So when it comes to virtual agents, it’s really easy to list the promises of like — hey we can take the burden off your agents. We can automate their admin work. And we could do this across channels and languages. But of course, the question is how. Like you need to prove that somehow.
Because customer service is about conversations, we need to understand the conversations. What is the consumer wanting? What is the request here?
We use a technology called deep learning, which enables us to actually use for example your historical data to train the language model exactly for your company. Because even if you are an insurance company, you're not going to be the same insurance company as all the insurance companies. So it’s very important that we train an algorithm or an AI model, that is just for your customers and how your customers say things. And how your customers request service.
More on conversational AI
Once we understand what the customer wants, we need to be able to then map out the resolutions. We need to understand, what does an agent need to do to be able to handle that case? If you can't provide an automated response, then you fail. That’s not the goal. The goal is to provide value when we can and the rest of the time make sure that the agent or somebody else provides the value.
Failure Mode: Ensuring success by designing for failure
Maybe I’m just a pragmatic Finn, but I like to actually design for failure. So I’m always thinking, how can we make the solution in a way that if we can’t provide the answer, if there’s an issue, how can we make sure that the user or the consumer still gets the right to get the resolution that they want?
There’re a few things that are important.
First, the solution is connected to your existing customers service solution, let’s say Zendesk — so that the customer journey is not disrupted. If we don’t understand or if we can’t provide the answer, we need to then be able to make sure, kind of be the concierge, and help the customer to get the right agents or guide them to the right resolution.

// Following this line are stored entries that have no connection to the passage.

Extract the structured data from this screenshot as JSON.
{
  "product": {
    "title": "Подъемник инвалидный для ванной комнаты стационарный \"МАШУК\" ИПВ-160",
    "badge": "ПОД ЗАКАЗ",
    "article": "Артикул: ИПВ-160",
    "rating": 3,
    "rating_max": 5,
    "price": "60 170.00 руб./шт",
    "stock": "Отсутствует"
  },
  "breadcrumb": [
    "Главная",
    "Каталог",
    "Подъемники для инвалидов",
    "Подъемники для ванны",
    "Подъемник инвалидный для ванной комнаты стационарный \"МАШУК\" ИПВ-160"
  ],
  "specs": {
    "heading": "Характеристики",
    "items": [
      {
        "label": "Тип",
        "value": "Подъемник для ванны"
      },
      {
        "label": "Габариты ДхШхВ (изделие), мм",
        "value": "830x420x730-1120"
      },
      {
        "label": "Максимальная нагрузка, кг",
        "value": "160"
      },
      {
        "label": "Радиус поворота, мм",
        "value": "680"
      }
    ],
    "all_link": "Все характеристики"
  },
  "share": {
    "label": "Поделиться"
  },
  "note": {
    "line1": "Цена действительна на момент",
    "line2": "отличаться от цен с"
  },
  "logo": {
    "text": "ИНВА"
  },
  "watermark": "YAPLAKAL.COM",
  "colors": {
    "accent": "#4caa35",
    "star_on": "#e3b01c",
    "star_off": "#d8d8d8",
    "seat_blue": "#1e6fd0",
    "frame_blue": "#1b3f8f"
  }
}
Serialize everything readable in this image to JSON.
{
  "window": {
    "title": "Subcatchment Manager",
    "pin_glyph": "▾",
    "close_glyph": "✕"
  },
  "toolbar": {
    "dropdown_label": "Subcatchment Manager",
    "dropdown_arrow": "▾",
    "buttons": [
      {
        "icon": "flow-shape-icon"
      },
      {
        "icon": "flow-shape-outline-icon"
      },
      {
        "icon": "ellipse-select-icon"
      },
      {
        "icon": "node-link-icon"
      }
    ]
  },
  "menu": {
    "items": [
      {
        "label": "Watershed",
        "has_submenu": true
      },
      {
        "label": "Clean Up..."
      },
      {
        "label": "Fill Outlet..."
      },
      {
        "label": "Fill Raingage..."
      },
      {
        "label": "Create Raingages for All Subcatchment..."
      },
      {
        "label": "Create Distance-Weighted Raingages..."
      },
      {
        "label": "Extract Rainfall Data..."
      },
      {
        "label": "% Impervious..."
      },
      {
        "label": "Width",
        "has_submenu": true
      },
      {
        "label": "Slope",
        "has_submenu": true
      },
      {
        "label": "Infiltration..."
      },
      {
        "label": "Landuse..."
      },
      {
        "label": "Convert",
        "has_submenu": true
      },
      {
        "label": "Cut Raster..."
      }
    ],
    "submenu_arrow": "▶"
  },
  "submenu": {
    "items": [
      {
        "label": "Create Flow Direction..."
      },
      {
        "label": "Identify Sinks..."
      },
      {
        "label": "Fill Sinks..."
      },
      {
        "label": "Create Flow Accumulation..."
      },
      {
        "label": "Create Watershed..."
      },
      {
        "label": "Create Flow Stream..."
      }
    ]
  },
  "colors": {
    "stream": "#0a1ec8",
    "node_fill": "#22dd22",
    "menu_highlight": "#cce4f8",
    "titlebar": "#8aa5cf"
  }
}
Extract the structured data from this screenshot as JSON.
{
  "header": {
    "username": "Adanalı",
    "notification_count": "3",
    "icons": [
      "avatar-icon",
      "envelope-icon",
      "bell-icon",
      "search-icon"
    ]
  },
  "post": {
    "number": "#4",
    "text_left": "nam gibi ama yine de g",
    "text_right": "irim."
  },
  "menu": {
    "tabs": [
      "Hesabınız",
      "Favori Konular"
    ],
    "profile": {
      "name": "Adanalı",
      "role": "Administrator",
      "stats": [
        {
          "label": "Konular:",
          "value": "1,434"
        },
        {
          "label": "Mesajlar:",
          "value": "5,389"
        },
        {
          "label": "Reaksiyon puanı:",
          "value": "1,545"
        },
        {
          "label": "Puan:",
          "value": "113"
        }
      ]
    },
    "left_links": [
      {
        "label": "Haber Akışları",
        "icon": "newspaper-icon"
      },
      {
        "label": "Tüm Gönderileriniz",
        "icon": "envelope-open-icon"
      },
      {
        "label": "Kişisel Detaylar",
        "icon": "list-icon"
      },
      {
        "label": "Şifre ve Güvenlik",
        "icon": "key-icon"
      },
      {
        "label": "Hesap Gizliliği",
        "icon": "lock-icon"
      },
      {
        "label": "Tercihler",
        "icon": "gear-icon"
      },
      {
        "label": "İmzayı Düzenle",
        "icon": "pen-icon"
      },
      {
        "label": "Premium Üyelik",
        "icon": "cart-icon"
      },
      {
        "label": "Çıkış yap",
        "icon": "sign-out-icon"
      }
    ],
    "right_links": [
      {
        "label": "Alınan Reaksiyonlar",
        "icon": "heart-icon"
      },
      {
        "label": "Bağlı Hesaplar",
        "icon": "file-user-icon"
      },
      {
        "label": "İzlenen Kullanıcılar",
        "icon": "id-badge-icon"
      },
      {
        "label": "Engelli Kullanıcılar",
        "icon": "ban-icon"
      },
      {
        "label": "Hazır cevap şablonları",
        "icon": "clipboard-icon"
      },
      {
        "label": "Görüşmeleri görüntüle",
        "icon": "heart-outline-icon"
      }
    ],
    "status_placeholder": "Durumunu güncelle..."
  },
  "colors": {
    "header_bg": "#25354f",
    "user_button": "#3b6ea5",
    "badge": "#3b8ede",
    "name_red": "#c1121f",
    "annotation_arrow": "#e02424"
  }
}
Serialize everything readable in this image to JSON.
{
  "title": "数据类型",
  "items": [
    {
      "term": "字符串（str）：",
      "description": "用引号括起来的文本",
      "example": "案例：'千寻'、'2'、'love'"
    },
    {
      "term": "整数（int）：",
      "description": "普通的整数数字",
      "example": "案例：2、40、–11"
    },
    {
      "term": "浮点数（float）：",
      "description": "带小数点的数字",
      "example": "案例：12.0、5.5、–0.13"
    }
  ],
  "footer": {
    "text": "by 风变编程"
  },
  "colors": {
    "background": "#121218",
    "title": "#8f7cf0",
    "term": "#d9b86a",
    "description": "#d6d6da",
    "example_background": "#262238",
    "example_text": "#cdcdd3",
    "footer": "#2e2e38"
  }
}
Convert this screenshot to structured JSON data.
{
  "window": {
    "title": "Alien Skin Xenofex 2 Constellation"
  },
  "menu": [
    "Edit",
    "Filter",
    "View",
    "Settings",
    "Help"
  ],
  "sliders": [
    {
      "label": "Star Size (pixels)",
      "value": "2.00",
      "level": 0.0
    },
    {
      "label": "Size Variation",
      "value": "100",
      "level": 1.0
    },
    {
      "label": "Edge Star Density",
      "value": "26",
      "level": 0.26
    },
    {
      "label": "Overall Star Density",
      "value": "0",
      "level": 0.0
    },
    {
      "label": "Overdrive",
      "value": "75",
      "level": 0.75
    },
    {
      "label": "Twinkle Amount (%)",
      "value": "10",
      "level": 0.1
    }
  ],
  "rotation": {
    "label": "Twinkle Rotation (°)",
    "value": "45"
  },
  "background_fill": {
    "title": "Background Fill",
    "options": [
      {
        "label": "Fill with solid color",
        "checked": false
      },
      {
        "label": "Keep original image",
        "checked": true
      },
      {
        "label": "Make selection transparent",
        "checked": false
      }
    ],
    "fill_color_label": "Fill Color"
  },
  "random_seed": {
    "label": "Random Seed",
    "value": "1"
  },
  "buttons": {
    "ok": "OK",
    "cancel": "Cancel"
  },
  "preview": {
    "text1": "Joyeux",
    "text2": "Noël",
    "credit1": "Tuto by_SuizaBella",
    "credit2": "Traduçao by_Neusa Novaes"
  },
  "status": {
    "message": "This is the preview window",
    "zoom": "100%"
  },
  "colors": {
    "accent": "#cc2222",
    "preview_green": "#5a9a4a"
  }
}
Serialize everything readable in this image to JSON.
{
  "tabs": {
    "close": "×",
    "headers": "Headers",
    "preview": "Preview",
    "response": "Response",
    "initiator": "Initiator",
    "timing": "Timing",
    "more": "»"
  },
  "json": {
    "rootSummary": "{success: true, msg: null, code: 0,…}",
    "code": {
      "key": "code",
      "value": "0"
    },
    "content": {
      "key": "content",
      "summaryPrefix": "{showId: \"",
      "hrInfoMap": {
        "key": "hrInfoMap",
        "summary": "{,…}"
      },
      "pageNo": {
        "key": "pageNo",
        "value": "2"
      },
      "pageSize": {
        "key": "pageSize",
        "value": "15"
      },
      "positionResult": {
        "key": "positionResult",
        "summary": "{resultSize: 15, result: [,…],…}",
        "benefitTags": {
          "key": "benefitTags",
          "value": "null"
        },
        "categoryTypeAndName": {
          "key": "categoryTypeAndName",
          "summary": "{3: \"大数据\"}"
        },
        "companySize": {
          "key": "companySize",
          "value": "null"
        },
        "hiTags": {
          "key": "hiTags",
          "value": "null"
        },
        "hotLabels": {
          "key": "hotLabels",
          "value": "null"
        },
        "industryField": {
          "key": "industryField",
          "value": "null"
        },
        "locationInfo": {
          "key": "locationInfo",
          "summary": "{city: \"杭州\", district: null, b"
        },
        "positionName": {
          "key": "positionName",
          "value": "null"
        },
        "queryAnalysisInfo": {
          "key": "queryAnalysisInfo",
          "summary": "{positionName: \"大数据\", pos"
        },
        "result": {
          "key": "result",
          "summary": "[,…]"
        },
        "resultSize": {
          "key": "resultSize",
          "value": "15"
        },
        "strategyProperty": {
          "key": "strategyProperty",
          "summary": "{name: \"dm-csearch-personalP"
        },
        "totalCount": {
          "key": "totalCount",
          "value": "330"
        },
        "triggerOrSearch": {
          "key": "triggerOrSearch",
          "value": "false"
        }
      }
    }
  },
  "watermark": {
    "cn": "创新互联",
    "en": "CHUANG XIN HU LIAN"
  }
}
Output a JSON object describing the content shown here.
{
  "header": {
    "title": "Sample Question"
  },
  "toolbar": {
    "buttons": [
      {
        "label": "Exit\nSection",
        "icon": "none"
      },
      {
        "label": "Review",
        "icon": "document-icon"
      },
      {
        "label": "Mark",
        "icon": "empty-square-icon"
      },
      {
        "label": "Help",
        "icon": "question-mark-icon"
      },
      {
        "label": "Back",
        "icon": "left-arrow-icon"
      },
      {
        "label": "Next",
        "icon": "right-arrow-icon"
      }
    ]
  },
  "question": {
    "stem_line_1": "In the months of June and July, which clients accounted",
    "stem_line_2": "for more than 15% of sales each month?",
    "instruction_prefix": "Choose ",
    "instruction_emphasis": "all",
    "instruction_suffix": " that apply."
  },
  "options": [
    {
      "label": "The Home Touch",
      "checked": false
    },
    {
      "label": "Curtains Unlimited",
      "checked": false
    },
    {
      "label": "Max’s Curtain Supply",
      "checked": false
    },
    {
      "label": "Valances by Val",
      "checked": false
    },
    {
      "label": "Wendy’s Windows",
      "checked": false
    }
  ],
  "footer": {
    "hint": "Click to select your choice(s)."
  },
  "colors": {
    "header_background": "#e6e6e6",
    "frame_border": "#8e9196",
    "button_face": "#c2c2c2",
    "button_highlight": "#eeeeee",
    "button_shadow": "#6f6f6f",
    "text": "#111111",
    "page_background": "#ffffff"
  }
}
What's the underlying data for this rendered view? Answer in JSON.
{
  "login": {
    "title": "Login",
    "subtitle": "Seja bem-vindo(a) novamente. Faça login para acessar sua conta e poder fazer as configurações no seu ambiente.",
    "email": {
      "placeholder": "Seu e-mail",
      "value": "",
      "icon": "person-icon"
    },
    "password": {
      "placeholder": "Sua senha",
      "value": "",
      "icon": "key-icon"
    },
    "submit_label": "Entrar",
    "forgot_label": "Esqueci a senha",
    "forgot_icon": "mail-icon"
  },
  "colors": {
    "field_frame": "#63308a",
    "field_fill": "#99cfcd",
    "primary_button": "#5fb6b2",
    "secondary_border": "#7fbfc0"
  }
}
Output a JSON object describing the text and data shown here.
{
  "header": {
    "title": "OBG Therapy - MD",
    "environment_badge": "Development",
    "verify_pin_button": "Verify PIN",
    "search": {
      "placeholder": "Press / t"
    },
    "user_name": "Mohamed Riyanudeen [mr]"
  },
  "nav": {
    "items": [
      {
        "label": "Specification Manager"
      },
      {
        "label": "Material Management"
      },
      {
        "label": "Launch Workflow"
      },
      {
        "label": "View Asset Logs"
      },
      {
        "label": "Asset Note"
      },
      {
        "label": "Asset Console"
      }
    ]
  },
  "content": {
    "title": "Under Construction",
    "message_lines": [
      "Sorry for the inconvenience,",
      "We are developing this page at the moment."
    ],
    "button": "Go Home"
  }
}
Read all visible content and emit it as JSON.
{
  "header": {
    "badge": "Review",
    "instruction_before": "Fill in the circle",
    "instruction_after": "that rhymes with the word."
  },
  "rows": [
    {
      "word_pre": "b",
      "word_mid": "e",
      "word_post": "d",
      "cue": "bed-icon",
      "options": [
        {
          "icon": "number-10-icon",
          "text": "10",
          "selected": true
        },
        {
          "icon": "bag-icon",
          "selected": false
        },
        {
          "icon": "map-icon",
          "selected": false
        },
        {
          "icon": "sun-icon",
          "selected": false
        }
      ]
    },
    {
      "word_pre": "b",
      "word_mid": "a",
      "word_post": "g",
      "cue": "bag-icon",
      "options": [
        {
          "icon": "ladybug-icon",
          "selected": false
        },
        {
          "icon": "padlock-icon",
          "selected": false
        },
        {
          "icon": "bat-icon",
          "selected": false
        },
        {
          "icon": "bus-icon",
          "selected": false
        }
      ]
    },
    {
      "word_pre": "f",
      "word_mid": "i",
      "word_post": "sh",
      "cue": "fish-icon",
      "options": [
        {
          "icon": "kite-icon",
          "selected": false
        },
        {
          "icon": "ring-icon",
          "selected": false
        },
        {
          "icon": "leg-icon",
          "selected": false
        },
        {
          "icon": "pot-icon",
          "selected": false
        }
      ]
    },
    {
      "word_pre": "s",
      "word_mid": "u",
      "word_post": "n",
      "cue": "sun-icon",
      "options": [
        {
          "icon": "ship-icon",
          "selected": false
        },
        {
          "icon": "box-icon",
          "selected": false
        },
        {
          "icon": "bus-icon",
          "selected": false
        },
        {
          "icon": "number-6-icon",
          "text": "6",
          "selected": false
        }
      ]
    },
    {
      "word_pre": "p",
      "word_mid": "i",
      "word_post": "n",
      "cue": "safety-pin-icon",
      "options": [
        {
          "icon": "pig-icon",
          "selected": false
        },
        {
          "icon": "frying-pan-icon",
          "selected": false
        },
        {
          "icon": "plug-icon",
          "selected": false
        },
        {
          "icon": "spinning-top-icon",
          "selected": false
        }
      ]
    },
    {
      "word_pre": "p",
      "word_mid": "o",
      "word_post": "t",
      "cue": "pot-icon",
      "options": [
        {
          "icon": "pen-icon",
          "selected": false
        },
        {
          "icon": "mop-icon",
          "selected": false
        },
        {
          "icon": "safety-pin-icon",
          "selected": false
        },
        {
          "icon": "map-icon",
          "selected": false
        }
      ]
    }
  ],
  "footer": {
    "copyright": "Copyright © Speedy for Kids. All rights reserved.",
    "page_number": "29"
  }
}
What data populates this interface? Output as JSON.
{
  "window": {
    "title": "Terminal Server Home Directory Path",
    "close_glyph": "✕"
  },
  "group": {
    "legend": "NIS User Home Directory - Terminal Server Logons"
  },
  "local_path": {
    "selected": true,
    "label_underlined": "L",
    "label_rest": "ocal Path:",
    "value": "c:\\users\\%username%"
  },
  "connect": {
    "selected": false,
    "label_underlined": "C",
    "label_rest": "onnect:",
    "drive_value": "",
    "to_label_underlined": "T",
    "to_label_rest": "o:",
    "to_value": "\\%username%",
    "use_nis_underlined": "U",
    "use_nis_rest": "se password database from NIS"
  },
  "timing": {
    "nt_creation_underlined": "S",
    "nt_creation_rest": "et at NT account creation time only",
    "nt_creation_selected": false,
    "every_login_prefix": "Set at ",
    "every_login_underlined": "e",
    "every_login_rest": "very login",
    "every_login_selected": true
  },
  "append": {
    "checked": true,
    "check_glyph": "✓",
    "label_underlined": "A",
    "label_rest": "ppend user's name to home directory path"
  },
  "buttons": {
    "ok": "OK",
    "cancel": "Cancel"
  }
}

You can actually really often launch the solution without interacting with the consumer. We only help the agents that we are kind of listening to the one on one conversation the agent is having. Then we try to understand what are the requests and then provide recommendations for the agent. Here’s the things you could say in this particular case. And then we can monitor the agent to see if the agent is actually using those recommendations and sending them or how much they're modifying them. That gives us a nice amount of time and data to see if the solution is ready for automation, but actually, meanwhile, also helping the agents.